Question: We’re a college age lesbian couple. We don’t have a ton of cash, so we can only buy one or two toys right now. What is the best sex toy for lesbians?

Answer: That looks like a question with an easy answer, but unfortunately, it is not. There is no one perfect sex toy…for anyone. That is regardless of gender, orientation, relationship status, etc. Here are some possible scenarios — maybe one will fit the two of you and you can find the perfect toy that way!

*Both of you really enjoy oral sex. Sounds like a great toy to invest in might be a tongue vibrator (if you like vibration), a good bottle of glycerin-free flavored lube (if you like flavored cunnilingus), or maybe nipple clamps if you want nipple simulation while your partner’s hands and mouth are busy elsewhere!
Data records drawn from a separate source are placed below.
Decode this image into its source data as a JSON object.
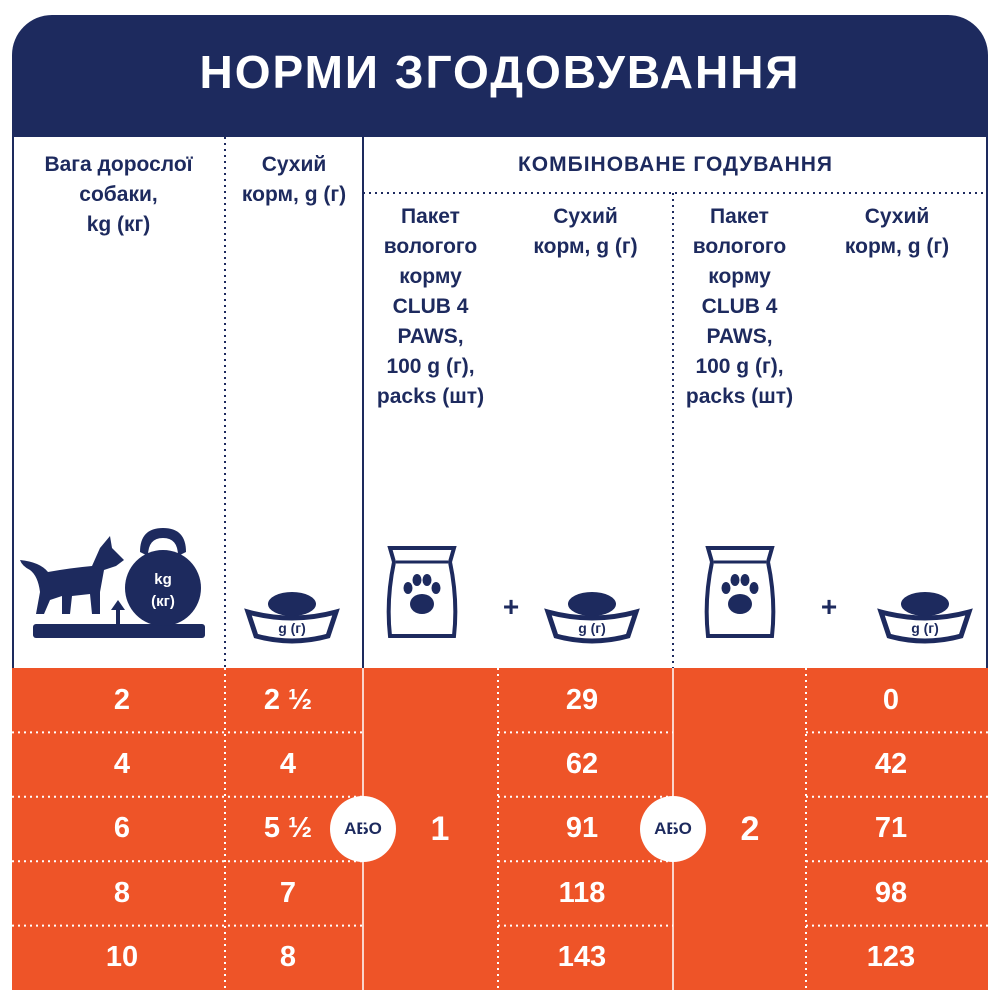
{
  "header": {
    "title": "НОРМИ ЗГОДОВУВАННЯ"
  },
  "table": {
    "weight_header": "Вага дорослої\nсобаки,\nkg (кг)",
    "dry_header": "Сухий\nкорм, g (г)",
    "combined": {
      "title": "КОМБІНОВАНЕ ГОДУВАННЯ",
      "options": [
        {
          "pack_header": "Пакет\nвологого\nкорму\nCLUB 4\nPAWS,\n100 g (г),\npacks (шт)",
          "dry_header": "Сухий\nкорм, g (г)",
          "packs": "1"
        },
        {
          "pack_header": "Пакет\nвологого\nкорму\nCLUB 4\nPAWS,\n100 g (г),\npacks (шт)",
          "dry_header": "Сухий\nкорм, g (г)",
          "packs": "2"
        }
      ]
    },
    "or_label": "АБО",
    "rows": [
      [
        "2",
        "2 ½",
        "29",
        "0"
      ],
      [
        "4",
        "4",
        "62",
        "42"
      ],
      [
        "6",
        "5 ½",
        "91",
        "71"
      ],
      [
        "8",
        "7",
        "118",
        "98"
      ],
      [
        "10",
        "8",
        "143",
        "123"
      ]
    ]
  },
  "icons": {
    "kettlebell": [
      "kg",
      "(кг)"
    ],
    "bowl": "g (г)",
    "plus": "+"
  }
}
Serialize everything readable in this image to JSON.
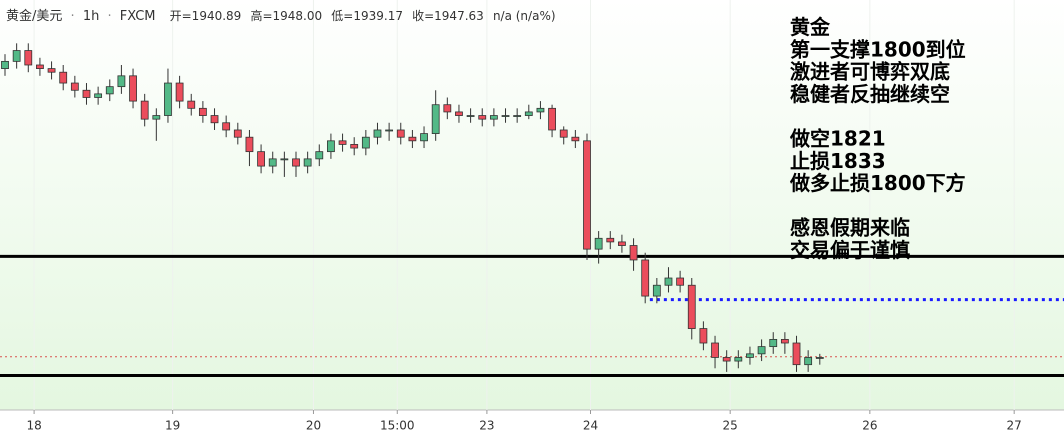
{
  "chart_data": {
    "type": "candlestick",
    "header": {
      "symbol": "黄金/美元",
      "interval": "1h",
      "source": "FXCM",
      "open_label": "开=1940.89",
      "high_label": "高=1948.00",
      "low_label": "低=1939.17",
      "close_label": "收=1947.63",
      "change_label": "n/a (n/a%)"
    },
    "annotation": [
      "黄金",
      "第一支撑1800到位",
      "激进者可博弈双底",
      "稳健者反抽继续空",
      "做空1821",
      "止损1833",
      "做多止损1800下方",
      "感恩假期来临",
      "交易偏于谨慎"
    ],
    "x": [
      0,
      1,
      2,
      3,
      4,
      5,
      6,
      7,
      8,
      9,
      10,
      11,
      12,
      13,
      14,
      15,
      16,
      17,
      18,
      19,
      20,
      21,
      22,
      23,
      24,
      25,
      26,
      27,
      28,
      29,
      30,
      31,
      32,
      33,
      34,
      35,
      36,
      37,
      38,
      39,
      40,
      41,
      42,
      43,
      44,
      45,
      46,
      47,
      48,
      49,
      50,
      51,
      52,
      53,
      54,
      55,
      56,
      57,
      58,
      59,
      60,
      61,
      62,
      63,
      64,
      65,
      66,
      67,
      68,
      69,
      70
    ],
    "open": [
      1885,
      1887,
      1890,
      1886,
      1885,
      1884,
      1881,
      1879,
      1877,
      1878,
      1880,
      1883,
      1876,
      1871,
      1872,
      1881,
      1876,
      1874,
      1872,
      1870,
      1868,
      1866,
      1862,
      1858,
      1860,
      1860,
      1858,
      1860,
      1862,
      1865,
      1864,
      1863,
      1866,
      1868,
      1868,
      1866,
      1865,
      1867,
      1875,
      1873,
      1872,
      1872,
      1871,
      1872,
      1872,
      1872,
      1873,
      1874,
      1868,
      1866,
      1865,
      1835,
      1838,
      1837,
      1836,
      1832,
      1822,
      1825,
      1827,
      1825,
      1813,
      1809,
      1805,
      1804,
      1805,
      1806,
      1808,
      1810,
      1809,
      1803,
      1805
    ],
    "high": [
      1889,
      1892,
      1892,
      1888,
      1887,
      1886,
      1883,
      1881,
      1880,
      1882,
      1886,
      1885,
      1878,
      1874,
      1885,
      1883,
      1878,
      1876,
      1874,
      1872,
      1870,
      1868,
      1864,
      1862,
      1862,
      1862,
      1862,
      1864,
      1867,
      1867,
      1866,
      1868,
      1870,
      1870,
      1870,
      1868,
      1869,
      1879,
      1877,
      1875,
      1874,
      1874,
      1874,
      1874,
      1874,
      1875,
      1876,
      1875,
      1869,
      1868,
      1867,
      1840,
      1840,
      1839,
      1838,
      1834,
      1827,
      1830,
      1829,
      1827,
      1815,
      1811,
      1807,
      1807,
      1808,
      1810,
      1812,
      1812,
      1811,
      1807,
      1806
    ],
    "low": [
      1883,
      1885,
      1884,
      1883,
      1882,
      1879,
      1877,
      1875,
      1875,
      1876,
      1878,
      1874,
      1869,
      1865,
      1870,
      1874,
      1872,
      1870,
      1868,
      1866,
      1864,
      1858,
      1856,
      1856,
      1855,
      1855,
      1856,
      1858,
      1860,
      1862,
      1861,
      1861,
      1864,
      1865,
      1864,
      1863,
      1863,
      1865,
      1871,
      1870,
      1870,
      1869,
      1869,
      1870,
      1870,
      1871,
      1871,
      1866,
      1864,
      1863,
      1832,
      1831,
      1835,
      1834,
      1829,
      1820,
      1820,
      1823,
      1823,
      1810,
      1807,
      1802,
      1801,
      1802,
      1803,
      1804,
      1806,
      1806,
      1801,
      1801,
      1803
    ],
    "close": [
      1887,
      1890,
      1886,
      1885,
      1884,
      1881,
      1879,
      1877,
      1878,
      1880,
      1883,
      1876,
      1871,
      1872,
      1881,
      1876,
      1874,
      1872,
      1870,
      1868,
      1866,
      1862,
      1858,
      1860,
      1860,
      1858,
      1860,
      1862,
      1865,
      1864,
      1863,
      1866,
      1868,
      1868,
      1866,
      1865,
      1867,
      1875,
      1873,
      1872,
      1872,
      1871,
      1872,
      1872,
      1872,
      1873,
      1874,
      1868,
      1866,
      1865,
      1835,
      1838,
      1837,
      1836,
      1832,
      1822,
      1825,
      1827,
      1825,
      1813,
      1809,
      1805,
      1804,
      1805,
      1806,
      1808,
      1810,
      1809,
      1803,
      1805,
      1805
    ],
    "up_color": "#53b987",
    "down_color": "#eb4d5c",
    "xlim": [
      -0.43,
      90.98
    ],
    "ylim": [
      1791,
      1904
    ],
    "xticks": [
      {
        "value": 2.5,
        "label": "18"
      },
      {
        "value": 14.4,
        "label": "19"
      },
      {
        "value": 26.5,
        "label": "20"
      },
      {
        "value": 33.7,
        "label": "15:00"
      },
      {
        "value": 41.4,
        "label": "23"
      },
      {
        "value": 50.3,
        "label": "24"
      },
      {
        "value": 62.3,
        "label": "25"
      },
      {
        "value": 74.3,
        "label": "26"
      },
      {
        "value": 86.7,
        "label": "27"
      }
    ],
    "hlines": [
      {
        "value": 1833,
        "color": "#000000",
        "style": "solid"
      },
      {
        "value": 1800,
        "color": "#000000",
        "style": "solid"
      },
      {
        "value": 1821,
        "color": "#1a1aff",
        "style": "dotted",
        "x_start": 55.4
      },
      {
        "value": 1805.2,
        "color": "#d9534f",
        "style": "dotted"
      }
    ]
  }
}
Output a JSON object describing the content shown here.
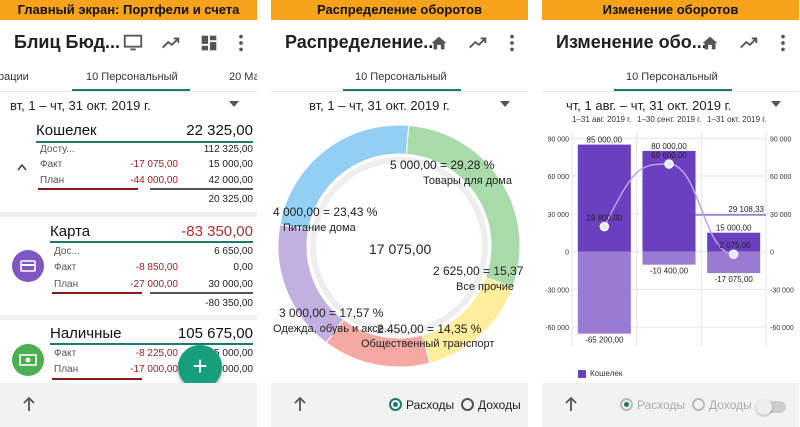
{
  "screen1": {
    "caption": "Главный экран: Портфели и счета",
    "title": "Блиц Бюд...",
    "tabs": [
      "рации",
      "10 Персональный",
      "20 Ма"
    ],
    "date": "вт, 1 – чт, 31 окт. 2019 г.",
    "koshelek": {
      "name": "Кошелек",
      "total": "22 325,00",
      "avail_label": "Досту...",
      "avail": "112 325,00",
      "fact_label": "Факт",
      "fact_a": "-17 075,00",
      "fact_b": "15 000,00",
      "plan_label": "План",
      "plan_a": "-44 000,00",
      "plan_b": "42 000,00",
      "sum": "20 325,00"
    },
    "karta": {
      "name": "Карта",
      "total": "-83 350,00",
      "avail_label": "Дос...",
      "avail": "6 650,00",
      "fact_label": "Факт",
      "fact_a": "-8 850,00",
      "fact_b": "0,00",
      "plan_label": "План",
      "plan_a": "-27 000,00",
      "plan_b": "30 000,00",
      "sum": "-80 350,00"
    },
    "nal": {
      "name": "Наличные",
      "total": "105 675,00",
      "fact_label": "Факт",
      "fact_a": "-8 225,00",
      "fact_b": "15 000,00",
      "plan_label": "План",
      "plan_a": "-17 000,00",
      "plan_b": "20 000,00"
    },
    "fab": "+"
  },
  "screen2": {
    "caption": "Распределение оборотов",
    "title": "Распределение...",
    "tab": "10 Персональный",
    "date": "вт, 1 – чт, 31 окт. 2019 г.",
    "center": "17 075,00",
    "radio1": "Расходы",
    "radio2": "Доходы",
    "chart_data": {
      "type": "pie",
      "center_value": "17 075,00",
      "slices": [
        {
          "label": "Товары для дома",
          "value": 5000,
          "text": "5 000,00 = 29,28 %",
          "color": "#a8dba9"
        },
        {
          "label": "Все прочие",
          "value": 2625,
          "text": "2 625,00 = 15,37",
          "color": "#fcee9c"
        },
        {
          "label": "Общественный транспорт",
          "value": 2450,
          "text": "2 450,00 = 14,35 %",
          "color": "#f6a9a3"
        },
        {
          "label": "Одежда, обувь и аксе...",
          "value": 3000,
          "text": "3 000,00 = 17,57 %",
          "color": "#c2b0e0"
        },
        {
          "label": "Питание дома",
          "value": 4000,
          "text": "4 000,00 = 23,43 %",
          "color": "#92cff3"
        }
      ]
    }
  },
  "screen3": {
    "caption": "Изменение оборотов",
    "title": "Изменение обо...",
    "tab": "10 Персональный",
    "date": "чт, 1 авг. – чт, 31 окт. 2019 г.",
    "periods": [
      "1–31 авг. 2019 г.",
      "1–30 сент. 2019 г.",
      "1–31 окт. 2019 г."
    ],
    "legend": "Кошелек",
    "radio1": "Расходы",
    "radio2": "Доходы",
    "chart_data": {
      "type": "bar",
      "categories": [
        "1–31 авг. 2019 г.",
        "1–30 сент. 2019 г.",
        "1–31 окт. 2019 г."
      ],
      "series": [
        {
          "name": "Кошелек",
          "income": [
            85000,
            80000,
            15000
          ],
          "expense": [
            -65200,
            -10400,
            -17075
          ],
          "balance": [
            19800,
            69600,
            -2075
          ]
        }
      ],
      "income_labels": [
        "85 000,00",
        "80 000,00",
        "15 000,00"
      ],
      "expense_labels": [
        "-65 200,00",
        "-10 400,00",
        "-17 075,00"
      ],
      "balance_labels": [
        "19 800,00",
        "69 600,00",
        "-2 075,00"
      ],
      "ref_label": "29 108,33",
      "ref_value": 29108.33,
      "yticks": [
        "90 000",
        "60 000",
        "30 000",
        "0",
        "-30 000",
        "-60 000"
      ],
      "ytick_values": [
        90000,
        60000,
        30000,
        0,
        -30000,
        -60000
      ],
      "ylim": [
        -75000,
        95000
      ]
    }
  }
}
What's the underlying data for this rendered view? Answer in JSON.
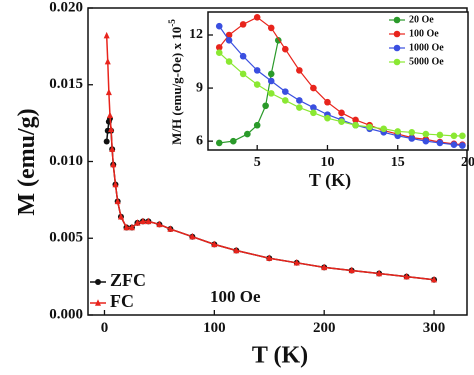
{
  "chart_data": [
    {
      "type": "line",
      "xlabel": "T (K)",
      "ylabel": "M (emu/g)",
      "annotation": "100 Oe",
      "xlim": [
        -15,
        330
      ],
      "ylim": [
        0,
        0.02
      ],
      "xticks": [
        0,
        100,
        200,
        300
      ],
      "yticks": [
        {
          "value": 0,
          "label": "0.000"
        },
        {
          "value": 0.005,
          "label": "0.005"
        },
        {
          "value": 0.01,
          "label": "0.010"
        },
        {
          "value": 0.015,
          "label": "0.015"
        },
        {
          "value": 0.02,
          "label": "0.020"
        }
      ],
      "legend": "lower-left",
      "grid": false,
      "x": [
        2,
        3,
        4,
        5,
        6,
        7,
        8,
        10,
        12,
        15,
        20,
        25,
        30,
        35,
        40,
        50,
        60,
        80,
        100,
        120,
        150,
        175,
        200,
        225,
        250,
        275,
        300
      ],
      "series": [
        {
          "name": "ZFC",
          "color": "#111111",
          "marker": "circle",
          "values": [
            0.0113,
            0.012,
            0.0126,
            0.0128,
            0.012,
            0.0108,
            0.0098,
            0.0085,
            0.0074,
            0.0064,
            0.0057,
            0.0057,
            0.006,
            0.0061,
            0.0061,
            0.0059,
            0.0056,
            0.0051,
            0.0046,
            0.0042,
            0.0037,
            0.0034,
            0.0031,
            0.0029,
            0.0027,
            0.0025,
            0.0023
          ]
        },
        {
          "name": "FC",
          "color": "#e8241c",
          "marker": "triangle",
          "values": [
            0.0182,
            0.0165,
            0.0145,
            0.013,
            0.0121,
            0.0108,
            0.0098,
            0.0085,
            0.0074,
            0.0064,
            0.0057,
            0.0057,
            0.006,
            0.0061,
            0.0061,
            0.0059,
            0.0056,
            0.0051,
            0.0046,
            0.0042,
            0.0037,
            0.0034,
            0.0031,
            0.0029,
            0.0027,
            0.0025,
            0.0023
          ]
        }
      ]
    },
    {
      "type": "line",
      "xlabel": "T (K)",
      "ylabel": "M/H (emu/g-Oe) x 10",
      "ylabel_exponent": "-5",
      "xlim": [
        1.5,
        20
      ],
      "ylim": [
        5.5,
        13.3
      ],
      "xticks": [
        5,
        10,
        15,
        20
      ],
      "yticks": [
        6,
        9,
        12
      ],
      "legend": "upper-right",
      "grid": false,
      "series": [
        {
          "name": "20 Oe",
          "color": "#2a9a2a",
          "marker": "circle",
          "x": [
            2.3,
            3.3,
            4.3,
            5.0,
            5.6,
            6.0,
            6.5
          ],
          "values": [
            5.9,
            6.0,
            6.4,
            6.9,
            8.0,
            9.8,
            11.7
          ]
        },
        {
          "name": "100 Oe",
          "color": "#e8241c",
          "marker": "circle",
          "x": [
            2.3,
            3,
            4,
            5,
            6,
            7,
            8,
            9,
            10,
            11,
            12,
            13,
            14,
            15,
            16,
            17,
            18,
            19,
            19.6
          ],
          "values": [
            11.3,
            12.0,
            12.6,
            13.0,
            12.4,
            11.2,
            10.0,
            9.0,
            8.2,
            7.6,
            7.2,
            6.9,
            6.6,
            6.4,
            6.2,
            6.1,
            5.95,
            5.85,
            5.8
          ]
        },
        {
          "name": "1000 Oe",
          "color": "#3a4fe0",
          "marker": "circle",
          "x": [
            2.3,
            3,
            4,
            5,
            6,
            7,
            8,
            9,
            10,
            11,
            12,
            13,
            14,
            15,
            16,
            17,
            18,
            19,
            19.6
          ],
          "values": [
            12.5,
            11.7,
            10.8,
            10.0,
            9.4,
            8.8,
            8.3,
            7.9,
            7.5,
            7.2,
            6.9,
            6.7,
            6.5,
            6.3,
            6.15,
            6.0,
            5.9,
            5.8,
            5.75
          ]
        },
        {
          "name": "5000 Oe",
          "color": "#8ae832",
          "marker": "circle",
          "x": [
            2.3,
            3,
            4,
            5,
            6,
            7,
            8,
            9,
            10,
            11,
            12,
            13,
            14,
            15,
            16,
            17,
            18,
            19,
            19.6
          ],
          "values": [
            11.0,
            10.5,
            9.8,
            9.2,
            8.7,
            8.3,
            7.9,
            7.6,
            7.3,
            7.1,
            6.9,
            6.8,
            6.7,
            6.55,
            6.5,
            6.4,
            6.35,
            6.3,
            6.3
          ]
        }
      ]
    }
  ]
}
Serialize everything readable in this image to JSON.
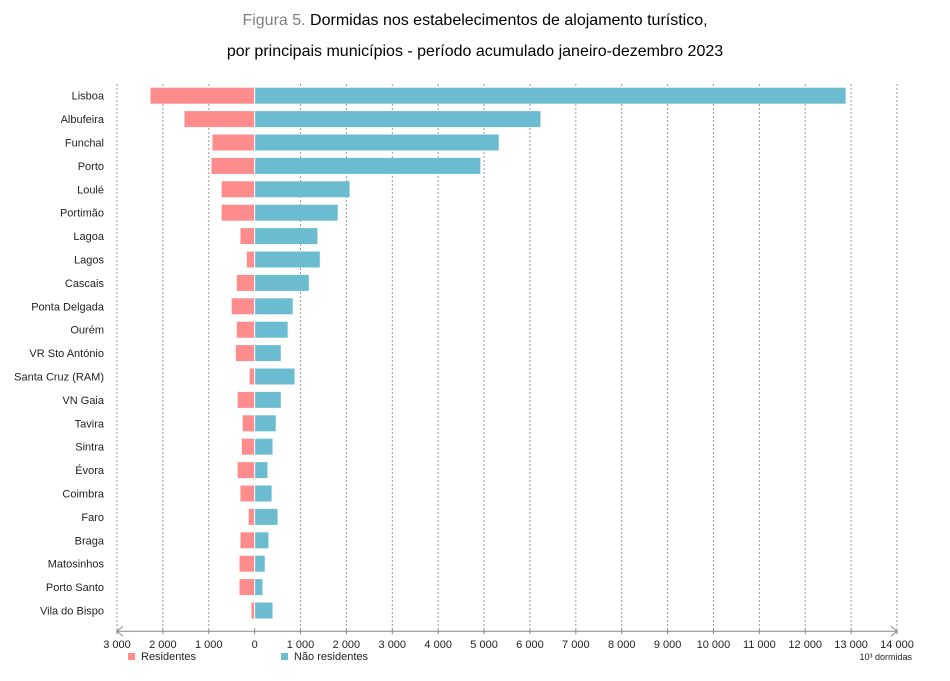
{
  "chart_data": {
    "type": "bar",
    "orientation": "horizontal",
    "title_prefix": "Figura 5.",
    "title_line1": "Dormidas nos estabelecimentos de alojamento turístico,",
    "title_line2": "por principais municípios - período acumulado janeiro-dezembro 2023",
    "unit_label": "10³ dormidas",
    "xlim": [
      -3000,
      14000
    ],
    "xticks": [
      -3000,
      -2000,
      -1000,
      0,
      1000,
      2000,
      3000,
      4000,
      5000,
      6000,
      7000,
      8000,
      9000,
      10000,
      11000,
      12000,
      13000,
      14000
    ],
    "xtick_labels": [
      "3 000",
      "2 000",
      "1 000",
      "0",
      "1 000",
      "2 000",
      "3 000",
      "4 000",
      "5 000",
      "6 000",
      "7 000",
      "8 000",
      "9 000",
      "10 000",
      "11 000",
      "12 000",
      "13 000",
      "14 000"
    ],
    "grid": "vertical dashed",
    "legend_position": "bottom-left",
    "categories": [
      "Lisboa",
      "Albufeira",
      "Funchal",
      "Porto",
      "Loulé",
      "Portimão",
      "Lagoa",
      "Lagos",
      "Cascais",
      "Ponta Delgada",
      "Ourém",
      "VR Sto António",
      "Santa Cruz (RAM)",
      "VN Gaia",
      "Tavira",
      "Sintra",
      "Évora",
      "Coimbra",
      "Faro",
      "Braga",
      "Matosinhos",
      "Porto Santo",
      "Vila do Bispo"
    ],
    "series": [
      {
        "name": "Residentes",
        "color": "#FF8C8C",
        "values": [
          -2270,
          -1530,
          -920,
          -940,
          -720,
          -720,
          -310,
          -170,
          -390,
          -500,
          -390,
          -410,
          -110,
          -370,
          -260,
          -280,
          -370,
          -310,
          -130,
          -310,
          -330,
          -330,
          -70
        ]
      },
      {
        "name": "Não residentes",
        "color": "#6BBCD1",
        "values": [
          12880,
          6230,
          5320,
          4920,
          2070,
          1810,
          1370,
          1420,
          1180,
          830,
          720,
          570,
          870,
          570,
          460,
          390,
          280,
          370,
          500,
          300,
          220,
          170,
          390
        ]
      }
    ]
  }
}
*You two want to try out some penetration action. I’d suggest buying a harness compatible dildo (so if you like it, you can always add a harness when your budget allows). Now you need to decide if you like realistic dildos like the Vixen Bandit, or something more whimsical like the Tantus Echo. Neither floats your boat? How about the Bandito from Fun Factory!

*Anal really gets your engines going! Start with anal beads like Flexi Felix, or a beautiful glass butt plug from Crystal Delights. Just don’t forget to add lube!

*Just getting started exploring each other? Sometimes just a simple vibrator like the USB rechargeable Mia or the Layaspot clitoral vibe can be a great way to try to find each other’s erogenous zones and what turns you on.

*Nothing appealing? Maybe the best sex toy for you is an erotic books, like Best Lesbian Erotica — your brain will always be your best sex toy!